Las encuadernaciones de la Ruta de la Seda (I)


 

Cuando el emperador chino Wŭ, de la dinastía Hàn Occidental, derrotó a los Xīongnú, un pueblo de las estepas de Asia central que ponía en jaque la frontera occidental de su Imperio, estableció cuatro guarniciones de frontera para mantener a esos guerreros nómadas a raya.

Fue así como, hacia el 104 a.C., nació Dūnhuáng. Justo entre los desiertos de Taklamakan y de Gobi.

Lo que en principio no fue sino una sencilla villa amurallada que albergaba un acantonamiento de tropas, se fue convirtiendo en una enorme ciudad.
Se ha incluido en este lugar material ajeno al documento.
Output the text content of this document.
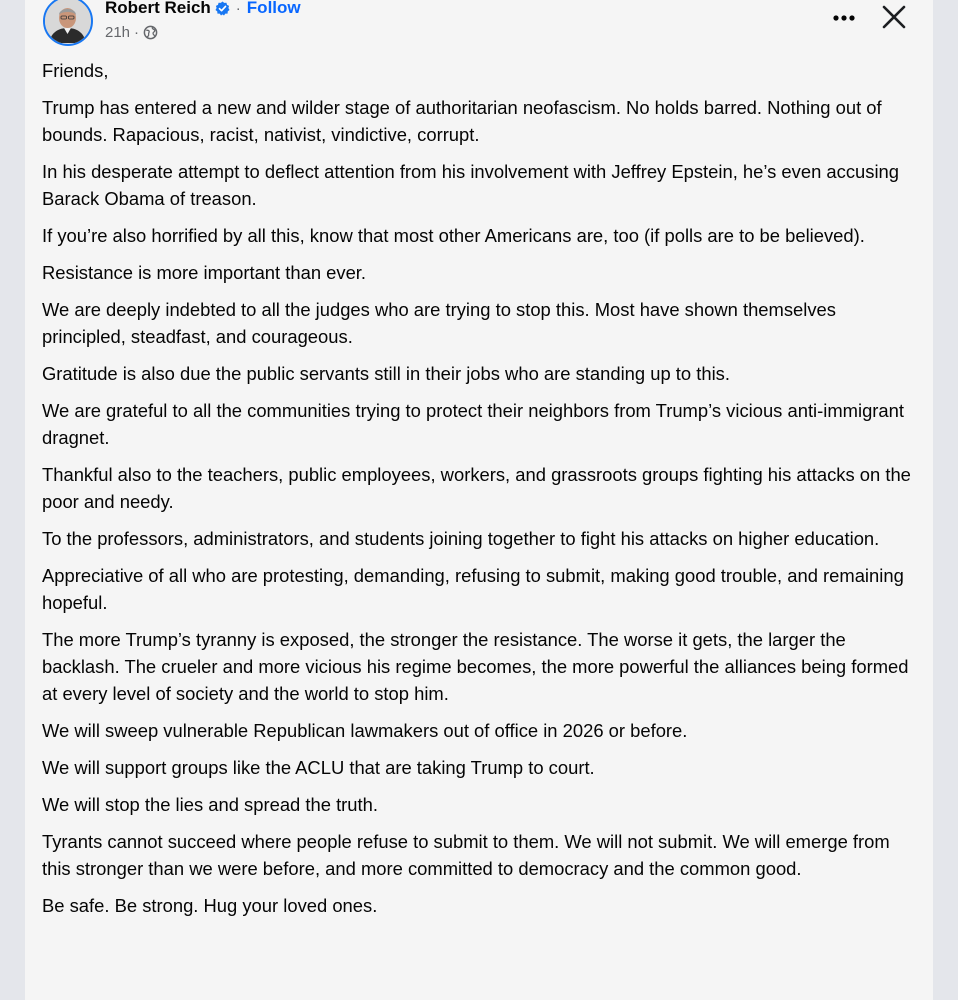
Robert Reich · Follow
21h ·

Friends,

Trump has entered a new and wilder stage of authoritarian neofascism. No holds barred. Nothing out of bounds. Rapacious, racist, nativist, vindictive, corrupt.

In his desperate attempt to deflect attention from his involvement with Jeffrey Epstein, he’s even accusing Barack Obama of treason.

If you’re also horrified by all this, know that most other Americans are, too (if polls are to be believed).

Resistance is more important than ever.

We are deeply indebted to all the judges who are trying to stop this. Most have shown themselves principled, steadfast, and courageous.

Gratitude is also due the public servants still in their jobs who are standing up to this.

We are grateful to all the communities trying to protect their neighbors from Trump’s vicious anti-immigrant dragnet.

Thankful also to the teachers, public employees, workers, and grassroots groups fighting his attacks on the poor and needy.

To the professors, administrators, and students joining together to fight his attacks on higher education.

Appreciative of all who are protesting, demanding, refusing to submit, making good trouble, and remaining hopeful.

The more Trump’s tyranny is exposed, the stronger the resistance. The worse it gets, the larger the backlash. The crueler and more vicious his regime becomes, the more powerful the alliances being formed at every level of society and the world to stop him.

We will sweep vulnerable Republican lawmakers out of office in 2026 or before.

We will support groups like the ACLU that are taking Trump to court.

We will stop the lies and spread the truth.

Tyrants cannot succeed where people refuse to submit to them. We will not submit. We will emerge from this stronger than we were before, and more committed to democracy and the common good.

Be safe. Be strong. Hug your loved ones.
Para el tiempo de la dinastía Suí (581-618) ya era un núcleo urbano en donde se cruzaban los distintos caminos que hoy conocemos como la Ruta de la Seda: un entramado de rutas comerciales por las que transitaban las caravanas que llevaban ese y otros preciados productos desde oriente al Mediterráneo. En Dūnhuáng los caravaneros adquirían camellos bactrianos y comida, y contrataban escoltas para atravesar el peligroso Taklamakan, una pesadilla de arena plagada de bandidos. Su estratégica posición la hizo una presa codiciada por muchos pueblos: a lo largo de la historia estuvo en manos de los Xīongnú, los Tuòbá, los tibetanos, los uigures, el Reino de Khotan, los tanguts y los mongoles, además de los chinos.

Dūnhuáng fue, asimismo, un importante centro religioso, en donde confluyeron monjes y misioneros de muy diversas confesiones pero, sobre todo, budistas. De hecho, a 25 km al sureste de la ciudad se encuentran las Cuevas de Mògāo, también conocidas como Qiān Fó Dòng, "Cuevas de los Mil Budas". Hechas por el hombre en el interior de la montaña, forman un sistema de 492 templos en los que se conservaron muestras de arte budista producidas a lo largo de un milenio. Las primeras cuevas fueron excavadas en el 366 como lugares de meditación para eremitas, pero luego se abrieron otras para servir como capillas a los monasterios cercanos, y más tarde, durante la dinastía Táng (618-907), se convirtieron en un lugar de peregrinación: los caravaneros y viajeros que recorrían la Ruta de la Seda se detenían allí para orar. Entre los siglos IV y XIV, los monjes llegaron a construir, por encargo, cuevas que funcionaron como templos de donantes particulares.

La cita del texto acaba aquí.